Network Monitoring and Analysis

Course Overview
Hey everyone. I'm Dan Lachance, and welcome to my course, Network Monitoring and Analysis. As an IT security professional, having knowledge of network monitoring techniques and tools, along with the ability to interpret scan results, will help you optimize network performance and also to detect suspicious network activity. Some of the major topics that we're going to talk about include network attack signatures and monitoring techniques, OS fingerprinting, network scanning techniques, and how to use Wireshark to analyze network traffic. By the end of this course, you'll be able to determine the optimal placement of network monitoring solutions, you'll know how to detect malicious network reconnaissance activities on the network, and you'll also know how to interpret network captures gathered from the Wireshark tool. I hope you'll join me to learn about network monitoring and analysis here at Pluralsight.

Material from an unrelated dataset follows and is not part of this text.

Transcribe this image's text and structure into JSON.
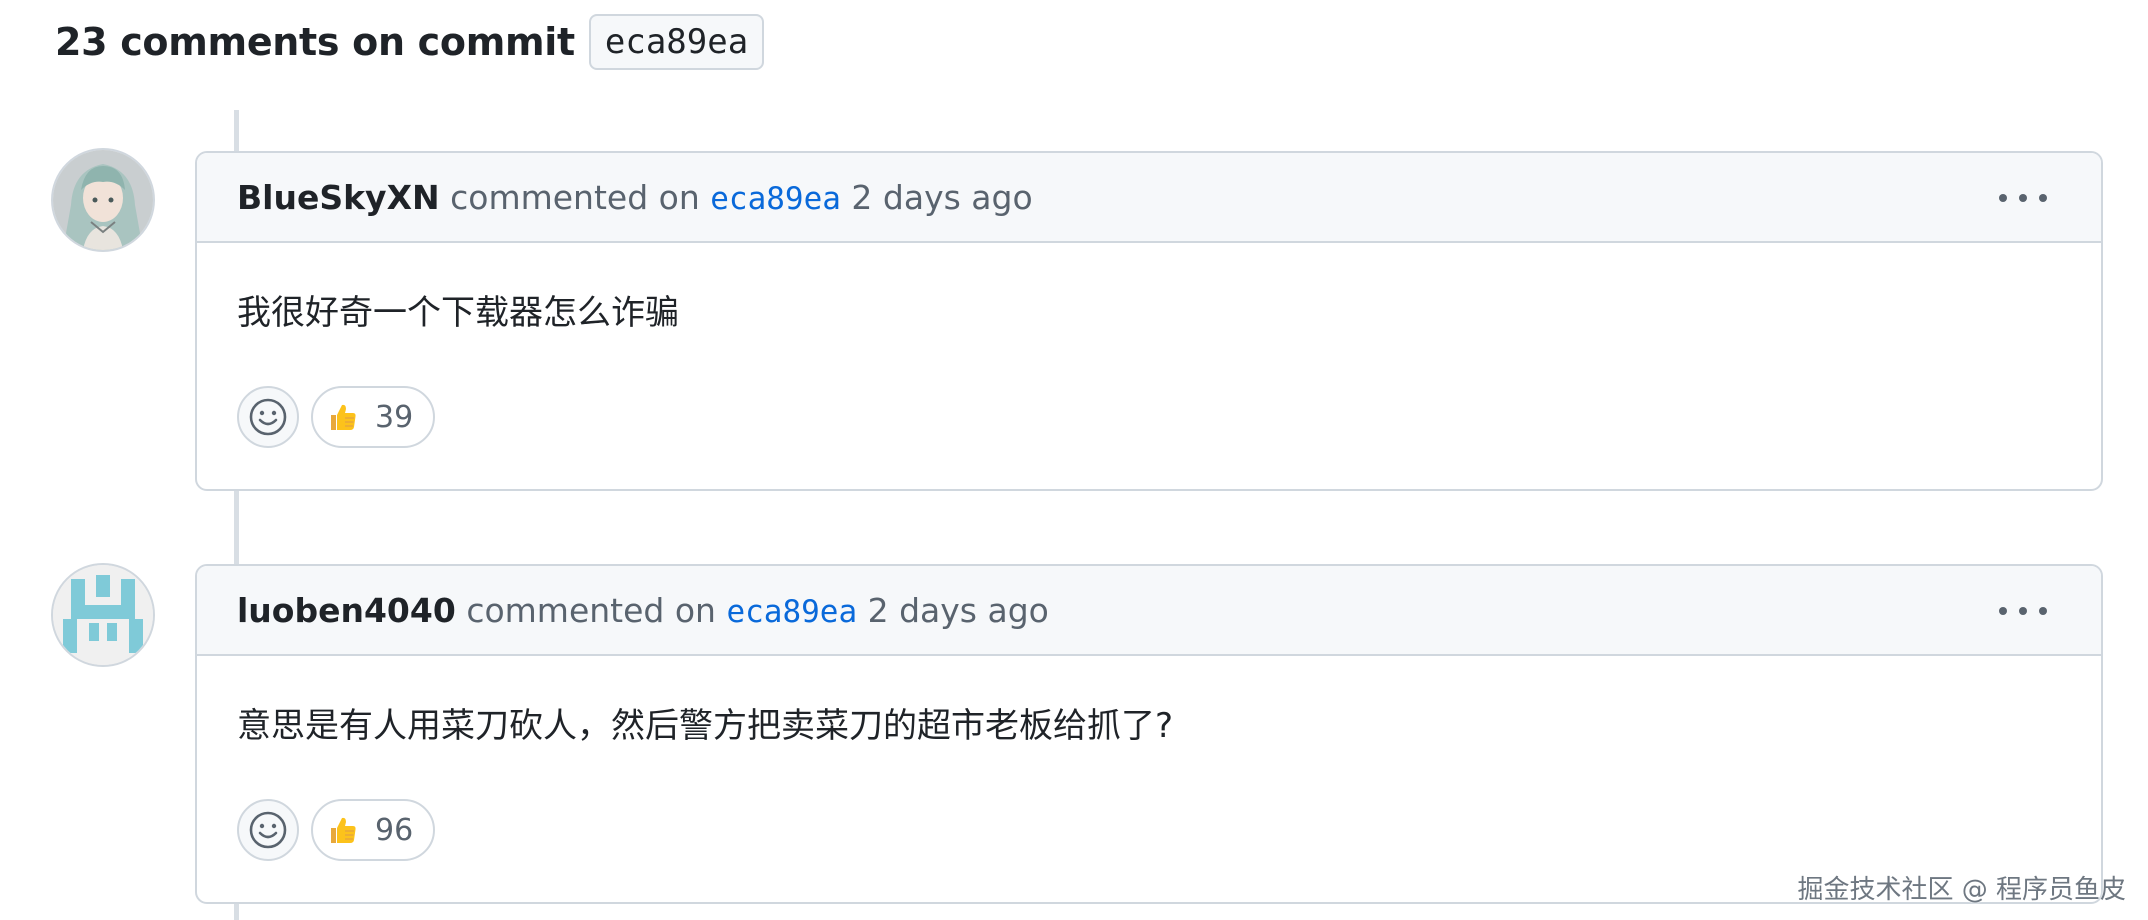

Monitoring Network Activity
Welcome to Network Monitoring and Analysis. I'm Dan Lachance. Our first focus is going to be on the monitoring of network activity. In this module, we'll cover a variety of network monitoring techniques. That even includes things such as the placement of sensors on the network to perform the monitoring. Then we'll jump into operating system, or OS, fingerprinting. This is a reconnaissance technique that might be executed by malicious users or bots, or even security testers. It allows us to identify the specific operating systems running on devices on the network, along with services running on those devices. We'll then take a look at attack signatures, which is a big deal when it comes to intrusion, detection, and prevention. IDS and IPS devices can use signature databases to look to for known patterns of suspicious activity or attacks that are in progress, so we'll talk about the various categories of attack signatures.

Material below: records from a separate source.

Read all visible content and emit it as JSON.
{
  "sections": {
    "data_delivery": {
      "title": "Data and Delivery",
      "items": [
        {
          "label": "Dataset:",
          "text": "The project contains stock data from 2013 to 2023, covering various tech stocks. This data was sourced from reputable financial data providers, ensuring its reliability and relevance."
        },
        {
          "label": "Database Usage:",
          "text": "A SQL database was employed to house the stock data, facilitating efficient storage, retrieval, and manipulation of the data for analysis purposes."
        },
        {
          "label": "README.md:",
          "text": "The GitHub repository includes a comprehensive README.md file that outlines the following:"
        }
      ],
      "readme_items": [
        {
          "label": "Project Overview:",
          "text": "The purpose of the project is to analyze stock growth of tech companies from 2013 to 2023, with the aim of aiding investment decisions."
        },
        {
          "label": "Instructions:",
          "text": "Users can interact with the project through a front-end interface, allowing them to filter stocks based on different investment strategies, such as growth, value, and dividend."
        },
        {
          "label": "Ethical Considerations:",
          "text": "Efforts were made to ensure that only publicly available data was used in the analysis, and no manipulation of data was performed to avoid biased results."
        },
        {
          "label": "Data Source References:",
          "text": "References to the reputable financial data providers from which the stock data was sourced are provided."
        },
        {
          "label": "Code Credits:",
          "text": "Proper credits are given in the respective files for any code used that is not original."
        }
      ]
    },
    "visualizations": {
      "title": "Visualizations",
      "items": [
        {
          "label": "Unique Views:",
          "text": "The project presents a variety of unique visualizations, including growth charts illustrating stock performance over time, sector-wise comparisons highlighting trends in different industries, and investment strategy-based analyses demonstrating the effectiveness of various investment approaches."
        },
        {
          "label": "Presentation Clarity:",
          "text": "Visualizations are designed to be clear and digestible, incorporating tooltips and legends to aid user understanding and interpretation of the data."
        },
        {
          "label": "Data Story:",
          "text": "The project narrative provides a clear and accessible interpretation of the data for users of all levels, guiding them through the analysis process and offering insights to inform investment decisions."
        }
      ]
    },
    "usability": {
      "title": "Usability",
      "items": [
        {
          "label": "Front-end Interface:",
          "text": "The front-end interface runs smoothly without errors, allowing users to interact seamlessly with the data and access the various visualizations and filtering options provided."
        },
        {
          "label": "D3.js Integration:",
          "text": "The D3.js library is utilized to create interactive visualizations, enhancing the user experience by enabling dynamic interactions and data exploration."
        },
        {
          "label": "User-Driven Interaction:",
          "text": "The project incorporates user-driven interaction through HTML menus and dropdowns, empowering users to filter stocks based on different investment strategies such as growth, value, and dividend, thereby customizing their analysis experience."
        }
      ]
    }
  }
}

Identifying Suspicious Network Activity
Hello, and welcome. I'm Dan Lachance. Welcome to this module where we're going to focus on the identification of suspicious network activity. Now more specifically, we're going to start by talking about reconnaissance through network scanning. We've already briefly discussed this already, but now we're going to dive into a little bit more detail where we even take a look at some scan types, whether they be TCP or UDP based. Then we'll have a discussion about password cracking. And what's interesting about these things and how they come full circle and are interrelated is that through reconnaissance of a network, a malicious user would learn perhaps of router identities, client identities, server identities. And by scanning each of those devices in a targeted way in detail, the attacker might then be able to do something like ARP poisoning, which would allow them perhaps to see sensitive data they otherwise shouldn't see, such as passwords.

Monitoring Network Activity Using Wireshark
Wireshark is a popular open source network analysis tool, and we could spend days talking about it. But in this module, we're going to take a look at how to use Wireshark to capture and to analyze various types of network traffic. The great thing about Wireshark is while it can also be used to help you troubleshoot network performance issues by capturing traffic and carefully examining it, you might even be able to identify suspicious activity on the network. So the first thing we'll do is we'll do an overview of the Wireshark tool and how to navigate its interface. Then we'll focus on display and capture filters. These are used so that we can hone in and look at only what we're interested in. And of course, the syntax differs a little bit between display and capture filters, and we'll learn about that. As a result, we will analyze captured network traffic so that we can identify specific items that are occurring on the network simply by viewing a packet trace.